Chicken Fettuccine Alfredo Recipe

Chicken Fettucine Alfredo. Creamy parmesan cream sauce tossed with fettuccine pasta and topped with sauteed chicken.

  • Prep Time 5 mins
  • Cook Time 25 mins
  • Total Time 30 mins


  • 1 lb. Fettuccine Alfredo (I prefer to use fresh, refrigerated fettuccine pasta)
  • 6 Tablespoons Salted Butter
  • 1 Garlic Clove (minced)
  • 1 1/2 cups Heavy Cream
  • 1 1/4 cups Parmesan Cheese (high-quality, grated)
  • 1/4 teaspoon Salt
  • 1/4 teaspoon Pepper
  • Fresh Parsley (optional)


  • 3 Chicken Breasts
  • 3 Tablespoons Butter
  • 1/2 teaspoon Garlic Powder
  • 1 teaspoon Parsley
  • 1/2-1 teaspoon Salt


  1. In a large pot, heat water over high heat until boiling. Add a generous amount of salt to season the water. Once it is boiling, add fettuccine and cook according to package instructions.
  2. In a large skillet or pan, heat butter over medium heat. Add minced garlic and cook for 1 to 2 minutes. Stir in heavy cream.
  3. Let heavy cream reduce and cook for 5 to 8 minutes. Add half of the parmesan cheese to the mixture and whisk well until smooth. Keep over heat and whisk well until cheese is melted.
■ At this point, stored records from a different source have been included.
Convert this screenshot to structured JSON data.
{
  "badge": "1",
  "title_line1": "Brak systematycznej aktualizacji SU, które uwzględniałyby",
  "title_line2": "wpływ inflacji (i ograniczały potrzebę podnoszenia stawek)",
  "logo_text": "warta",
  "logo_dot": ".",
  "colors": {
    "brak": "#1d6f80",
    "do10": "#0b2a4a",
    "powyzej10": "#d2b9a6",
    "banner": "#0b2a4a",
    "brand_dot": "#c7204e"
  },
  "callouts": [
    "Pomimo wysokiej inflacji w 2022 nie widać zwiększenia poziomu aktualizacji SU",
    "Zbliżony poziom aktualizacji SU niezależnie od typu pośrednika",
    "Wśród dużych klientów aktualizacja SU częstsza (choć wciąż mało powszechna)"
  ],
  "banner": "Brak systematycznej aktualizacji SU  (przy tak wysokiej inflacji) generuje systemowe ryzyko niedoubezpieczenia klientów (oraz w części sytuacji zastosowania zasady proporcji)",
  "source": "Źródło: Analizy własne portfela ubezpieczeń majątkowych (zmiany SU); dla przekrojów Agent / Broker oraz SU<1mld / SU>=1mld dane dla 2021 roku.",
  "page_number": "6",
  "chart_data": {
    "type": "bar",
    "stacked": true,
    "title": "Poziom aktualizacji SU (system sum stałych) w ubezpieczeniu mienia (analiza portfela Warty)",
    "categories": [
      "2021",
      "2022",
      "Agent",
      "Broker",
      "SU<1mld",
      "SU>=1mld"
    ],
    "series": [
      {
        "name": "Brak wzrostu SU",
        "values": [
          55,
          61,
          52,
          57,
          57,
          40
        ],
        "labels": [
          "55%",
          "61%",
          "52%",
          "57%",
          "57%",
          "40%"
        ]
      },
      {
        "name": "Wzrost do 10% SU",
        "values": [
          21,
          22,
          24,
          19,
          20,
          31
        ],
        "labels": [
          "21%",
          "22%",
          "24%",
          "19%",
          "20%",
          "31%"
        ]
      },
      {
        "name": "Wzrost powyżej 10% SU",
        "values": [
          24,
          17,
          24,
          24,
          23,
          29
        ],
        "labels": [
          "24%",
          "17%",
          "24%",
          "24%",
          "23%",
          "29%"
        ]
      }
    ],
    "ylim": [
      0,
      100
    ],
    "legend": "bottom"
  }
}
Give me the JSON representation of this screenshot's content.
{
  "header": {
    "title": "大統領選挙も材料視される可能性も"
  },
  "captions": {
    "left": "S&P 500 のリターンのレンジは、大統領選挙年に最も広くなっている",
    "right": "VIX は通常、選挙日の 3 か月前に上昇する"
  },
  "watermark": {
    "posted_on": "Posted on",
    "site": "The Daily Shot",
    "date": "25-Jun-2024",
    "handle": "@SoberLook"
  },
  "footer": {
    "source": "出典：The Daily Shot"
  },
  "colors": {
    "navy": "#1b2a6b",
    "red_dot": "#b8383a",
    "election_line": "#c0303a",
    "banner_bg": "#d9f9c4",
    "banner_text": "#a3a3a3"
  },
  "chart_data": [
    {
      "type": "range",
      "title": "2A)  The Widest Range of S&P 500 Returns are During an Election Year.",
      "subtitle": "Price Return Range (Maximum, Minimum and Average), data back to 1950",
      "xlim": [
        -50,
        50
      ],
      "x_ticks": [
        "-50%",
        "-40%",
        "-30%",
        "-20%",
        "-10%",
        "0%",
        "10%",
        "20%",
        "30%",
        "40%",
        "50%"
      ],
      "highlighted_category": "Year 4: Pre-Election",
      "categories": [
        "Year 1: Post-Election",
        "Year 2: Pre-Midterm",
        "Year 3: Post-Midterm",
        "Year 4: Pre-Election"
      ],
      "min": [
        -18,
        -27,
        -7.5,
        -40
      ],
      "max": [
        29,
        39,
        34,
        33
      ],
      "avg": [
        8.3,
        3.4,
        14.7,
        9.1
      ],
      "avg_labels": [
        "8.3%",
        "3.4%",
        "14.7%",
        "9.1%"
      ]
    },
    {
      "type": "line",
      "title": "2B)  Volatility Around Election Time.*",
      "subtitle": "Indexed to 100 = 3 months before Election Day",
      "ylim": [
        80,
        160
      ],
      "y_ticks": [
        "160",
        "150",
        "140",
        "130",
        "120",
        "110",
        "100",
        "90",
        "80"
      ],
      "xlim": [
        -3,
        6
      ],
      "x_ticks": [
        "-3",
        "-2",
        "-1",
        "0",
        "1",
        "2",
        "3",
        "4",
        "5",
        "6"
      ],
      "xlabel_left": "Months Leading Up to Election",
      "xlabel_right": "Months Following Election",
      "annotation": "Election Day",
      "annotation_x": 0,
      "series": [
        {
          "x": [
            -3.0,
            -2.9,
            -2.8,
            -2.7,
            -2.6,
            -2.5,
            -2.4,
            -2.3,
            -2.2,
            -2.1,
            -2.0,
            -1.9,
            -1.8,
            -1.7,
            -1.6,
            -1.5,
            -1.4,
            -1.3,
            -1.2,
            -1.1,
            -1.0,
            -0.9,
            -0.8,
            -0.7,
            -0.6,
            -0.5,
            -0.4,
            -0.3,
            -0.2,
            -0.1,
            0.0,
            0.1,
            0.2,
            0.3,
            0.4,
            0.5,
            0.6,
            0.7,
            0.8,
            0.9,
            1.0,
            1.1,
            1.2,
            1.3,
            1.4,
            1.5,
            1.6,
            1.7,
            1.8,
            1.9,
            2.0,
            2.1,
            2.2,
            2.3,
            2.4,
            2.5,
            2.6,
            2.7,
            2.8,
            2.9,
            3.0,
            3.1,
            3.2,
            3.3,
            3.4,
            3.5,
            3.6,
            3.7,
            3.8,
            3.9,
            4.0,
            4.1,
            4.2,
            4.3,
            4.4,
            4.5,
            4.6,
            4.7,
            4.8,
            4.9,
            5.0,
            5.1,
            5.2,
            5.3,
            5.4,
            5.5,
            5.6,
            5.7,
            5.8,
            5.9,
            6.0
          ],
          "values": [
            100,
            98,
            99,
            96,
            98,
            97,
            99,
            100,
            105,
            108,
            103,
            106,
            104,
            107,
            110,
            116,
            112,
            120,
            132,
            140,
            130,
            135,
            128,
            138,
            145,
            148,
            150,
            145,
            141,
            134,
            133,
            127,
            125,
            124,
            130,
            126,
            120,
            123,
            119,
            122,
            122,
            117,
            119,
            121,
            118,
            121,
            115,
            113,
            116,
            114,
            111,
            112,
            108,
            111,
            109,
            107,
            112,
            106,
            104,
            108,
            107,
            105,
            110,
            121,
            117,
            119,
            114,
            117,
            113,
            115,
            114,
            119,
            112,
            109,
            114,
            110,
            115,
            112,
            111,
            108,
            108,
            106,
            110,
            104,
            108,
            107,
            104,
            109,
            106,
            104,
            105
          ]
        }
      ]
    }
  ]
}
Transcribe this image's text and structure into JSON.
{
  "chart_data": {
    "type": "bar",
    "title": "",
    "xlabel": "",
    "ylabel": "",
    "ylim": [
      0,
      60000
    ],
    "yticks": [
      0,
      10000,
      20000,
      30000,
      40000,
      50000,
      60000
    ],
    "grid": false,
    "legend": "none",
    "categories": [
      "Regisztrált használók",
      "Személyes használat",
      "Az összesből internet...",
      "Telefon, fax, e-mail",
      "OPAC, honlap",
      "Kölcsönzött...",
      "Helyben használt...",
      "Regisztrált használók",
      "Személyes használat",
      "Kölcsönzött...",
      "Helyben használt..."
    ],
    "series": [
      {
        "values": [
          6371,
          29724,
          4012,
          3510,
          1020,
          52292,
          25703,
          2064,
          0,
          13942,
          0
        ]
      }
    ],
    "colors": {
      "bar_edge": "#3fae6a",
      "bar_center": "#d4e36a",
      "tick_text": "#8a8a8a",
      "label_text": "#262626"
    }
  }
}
  1. While sauce is thickening, heat another skillet over medium-high heat.  Add 3 Tablespoons of butter to the pan and let melt.  Place the chicken in the pan and sprinkle with garlic powder, parsley, and salt. Cook for 4-6 minutes per side, depending on the thickness of the chicken breast.  Cook until no longer pink. Let rest for 5 minutes before slicing.
  2. Toss alfredo sauce with fettuccine pasta and add half of the parmesan cheese. Once it is tossed, garnish with the remaining parmesan cheese. Add a little pasta water if it needs to be thinned out.
  3. Top with sliced chicken breast and garnish with fresh parsley, if so desired.